EN EL TRIBUNAL SUPREMO DE PUERTO RICO

Alid A. Pérez Vélez Recurrida Certiorari v. 2000 TSPR 165 VPH Motors Corp. H/N/C Triangle Chrysler del Oeste; Chrysler International Services, S.A.; Cooperativa de Ahorro y Crédito de Mayagüez Peticionario

Número del Caso: CC-2000-0731

Fecha: 03/noviembre/2000

Tribunal de Circuito de Apelaciones:

Circuito Regional IV

Panel Integrado por:

Hon. López Vilanova Hon. Córdova Arone Hon. Escribao Medina

Abogados de Chrysler International Services, S.A.:

Bufete Coto, Malley & Tamargo Lcdo. John Malley Vega Lcdo. Gabriel A. Peñagaricano

Abogados VPH Motors Corp.:

Lcdo. Luis Pérez Lebrón Lcda. Maisabel Paret Drós

Abogado de Cooperativa de Ahorro y Crédito de Mayagüez:

Lcdo. Relín Sosa Ramírez

Abogado de Alid A. Pérez Vélez:

Lcdo.

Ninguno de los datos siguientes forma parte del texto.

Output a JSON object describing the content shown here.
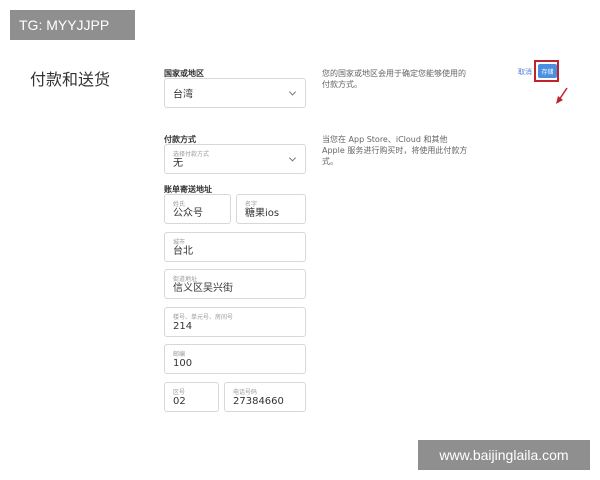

Mario J. García Incera

Materia: Revisión de Decisión de Agencia Administrativa

Este documento constituye un documento oficial del Tribunal Supremo que está sujeto a los cambios y correciones del proceso de compilación y publicación oficial de las decisiones del Tribunal. Su distribución electrónica se hace como un servicio público a la comunidad. CC-2000-731 y 763 2

Alid A. Pérez Vélez

Recurrido CC-2000-731 vs. CC-2000-763 CERTIORARI

VPH Motors Corp. h/n/c Triangle Chrysler del Oeste; Chrysler International Services, S.A., etc.

Peticionarios

PER CURIAM (Regla 50)

San Juan, Puerto Rico, a 3 de noviembre de 2000

Alid A. Pérez Vélez adquirió, el día 15 de agosto

de 1996, de VPH Motors Corp. un vehículo de motor, marca

Dodge, modelo Caravan, del año 1996, por el precio de

$26,995.00, siendo financiada la compra del referido

vehículo de motor por la Cooperativa de Ahorro y Crédito

de Mayagüez. Dicho vehículo contaba con una garantía de

fábrica de tres (3) años o treinta y seis (36) mil millas.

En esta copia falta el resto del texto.